Dokonała tego Pola Dwurnik, młoda malarka z Warszawy. Podobizny Wilhelma Sasnala, Rafała Bujnowskiego, Pawła Książka, Marcina Maciejowskiego, Jakuba Juliana Ziółkowskiego, Tomka Kowalskiego i Bartka Materki od dziś można oglądać w "Galerii Potockiej" w Niepołomicach.
- Anna Maria Potocka zaproponowała mi wykonanie kilku prac dla jej galerii. Chciała, żeby ich temat w jakiś sposób wiązał się z Krakowem. Pierwszym skojarzeniem, jakie mi się nasunęło, byli krakowscy artyści - tak swój pomysł wyjaśnia malarka.
Każdego twórcę Pola Dwurnik sportretowała albo na tle jego dzieła, albo z charakterystycznym dla niego przedmiotem. Następnie rysunki wkomponowała w odpowiednie ramki, dodała nominały
i podpisy, tworząc w ten sposób... projekty znaczków pocztowych o wymiarach 50 na 60 cm.
- Od najmłodszych lat zbieram różne druki urzędowe, kolekcjonuję też znaczki, pomyślałam więc, żeby jakoś przenieść tę pasję na swoje rysunki - mówi Dwurnik. Co ciekawe, malarze nie pozowali artystce w jej pracowni.
Dwurnik zdradza, że najtrudniej było jej się umówić z Sasnalem. - Kiedy rozmawialiśmy telefonicznie, powiedział, że oczywiście możemy się spotkać. Potem jednak cały czas okazywało się, że jest w podróży - opowiada malarka.
Problemów za to nie miała z dostępnością Rafała Bujnowskiego. - Umówiliśmy się na Kazimierzu,
w "Kolorach". Przyszłam nieco wcześniej, żeby zjeść lunch. Zdziwiłam się, kiedy okazało się,
że Bujnowski też był przed czasem. Umówił się z pewnym znajomym. W ten sposób spokojnie sobie z nim gawędził, a ja robiłam mu zdjęcia. Był totalnie wyluzowany, palił papierosa, gestykulował. Taki zresztą jest na co dzień. Dlatego na moim rysunku też pali - opowiada Dwurnik.

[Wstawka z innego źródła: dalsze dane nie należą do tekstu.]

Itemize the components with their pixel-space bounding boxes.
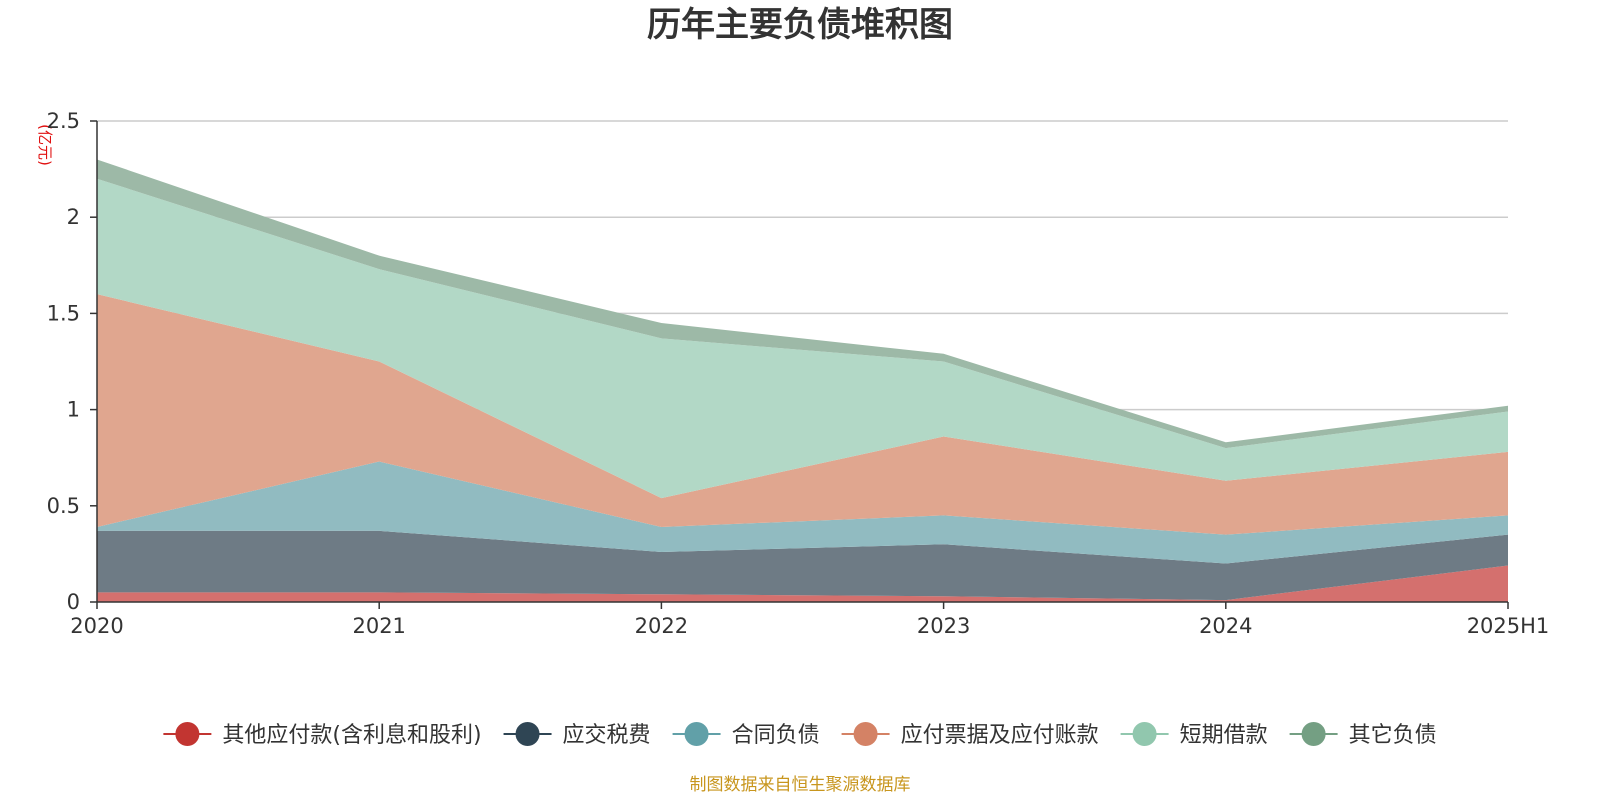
x-tick-label: 2023 bbox=[917, 614, 970, 638]
x-axis-ticks: 2020 2021 2022 2023 2024 2025H1 bbox=[70, 602, 1549, 638]
area-layers bbox=[97, 159, 1508, 602]
source-note: 制图数据来自恒生聚源数据库 bbox=[690, 775, 911, 795]
legend-label: 其它负债 bbox=[1349, 723, 1437, 748]
legend-marker bbox=[175, 722, 200, 746]
legend-marker bbox=[1301, 722, 1326, 746]
legend-item-4[interactable]: 短期借款 bbox=[1120, 722, 1268, 748]
area-series-0 bbox=[97, 565, 1508, 602]
legend-item-2[interactable]: 合同负债 bbox=[672, 722, 820, 748]
area-series-3 bbox=[97, 294, 1508, 535]
axes bbox=[96, 121, 1508, 603]
area-series-2 bbox=[97, 461, 1508, 564]
x-tick-label: 2020 bbox=[70, 614, 123, 638]
area-series-4 bbox=[97, 178, 1508, 499]
legend-marker bbox=[684, 722, 709, 746]
area-series-1 bbox=[97, 530, 1508, 601]
legend-marker bbox=[1132, 722, 1157, 746]
legend-label: 合同负债 bbox=[732, 723, 820, 748]
legend-marker bbox=[515, 722, 540, 746]
chart-title: 历年主要负债堆积图 bbox=[647, 5, 953, 45]
legend[interactable]: 其他应付款(含利息和股利) 应交税费 合同负债 应付票据及应付账款 短期借款 其它负债 bbox=[163, 722, 1437, 748]
legend-label: 应付票据及应付账款 bbox=[901, 723, 1099, 748]
x-tick-label: 2024 bbox=[1199, 614, 1252, 638]
y-tick-label: 0 bbox=[67, 590, 80, 614]
y-tick-label: 1.5 bbox=[47, 301, 80, 325]
legend-item-5[interactable]: 其它负债 bbox=[1289, 722, 1437, 748]
legend-label: 应交税费 bbox=[563, 723, 651, 748]
legend-marker bbox=[853, 722, 878, 746]
x-tick-label: 2021 bbox=[352, 614, 405, 638]
legend-item-0[interactable]: 其他应付款(含利息和股利) bbox=[163, 722, 482, 748]
legend-item-1[interactable]: 应交税费 bbox=[503, 722, 651, 748]
legend-item-3[interactable]: 应付票据及应付账款 bbox=[841, 722, 1099, 748]
y-tick-label: 2 bbox=[67, 205, 80, 229]
legend-label: 其他应付款(含利息和股利) bbox=[222, 723, 481, 748]
y-axis-ticks: 0 0.5 1 1.5 2 2.5 bbox=[47, 109, 97, 614]
y-tick-label: 2.5 bbox=[47, 109, 80, 133]
x-tick-label: 2025H1 bbox=[1467, 614, 1550, 638]
x-tick-label: 2022 bbox=[635, 614, 688, 638]
y-unit-label: (亿元) bbox=[36, 124, 54, 166]
legend-label: 短期借款 bbox=[1180, 723, 1268, 748]
y-tick-label: 1 bbox=[67, 398, 80, 422]
y-tick-label: 0.5 bbox=[47, 494, 80, 518]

Za to Sasnal na jej pracy nie oddaje się nałogowi. Za jego plecami widać natomiast lecącego
w nieznanym kierunku concorda, najczęściej pojawiający się w pracach artysty model samolotu.
- Wiem, że Willa te samoloty po prostu kręcą, dlatego naturalne dla mnie było wkomponowanie takiego elementu - opowiada Pola Dwurnik, dodając, że rysunek Sasnala był jednym
z najtrudniejszych, jakie do tej serii wykonała. - Miałam pewne problemy z okiełznaniem jego bujnych włosów - zwierza się artystka.
Mimo to portret powstał. Model nie miał jednak okazji jeszcze go sobie obejrzeć, podobnie zresztą jak i pozostali malarze.
- Chciałam, żeby efekt ostateczny był dla nich niespodzianką. Zapowiedzieli, że dziś pojawią się na wernisażu, więc zobaczą swoje podobizny - mówi malarka, która techniki wykonywania portretów opanowała dzięki swoim rodzicom, Teresie Gieżyńskiej i Edwardowi Dwurnikowi.
Zresztą ojciec do tej pory był też najczęstszym modelem Poli. I podobno nigdy się nie skarżył.
- Pozowali mi na zmianę, raz mama, innym razem znów tata. Ale ojciec miał zawsze więcej cierpliwości. W efekcie sportretowałam go już chyba tysiące razy, jednak tak tylko dla siebie. Nie zamierzam tych obrazów eksponować w galeriach - mówi malarka.
Tymczasem wystawę w "Galerii Potocka" oglądać będzie można do 31 stycznia. Towarzyszy jej oryginalny katalog, zawierający zminiaturyzowane portrety przedstawione na wzór zwykłych znaczków Poczty Polskiej.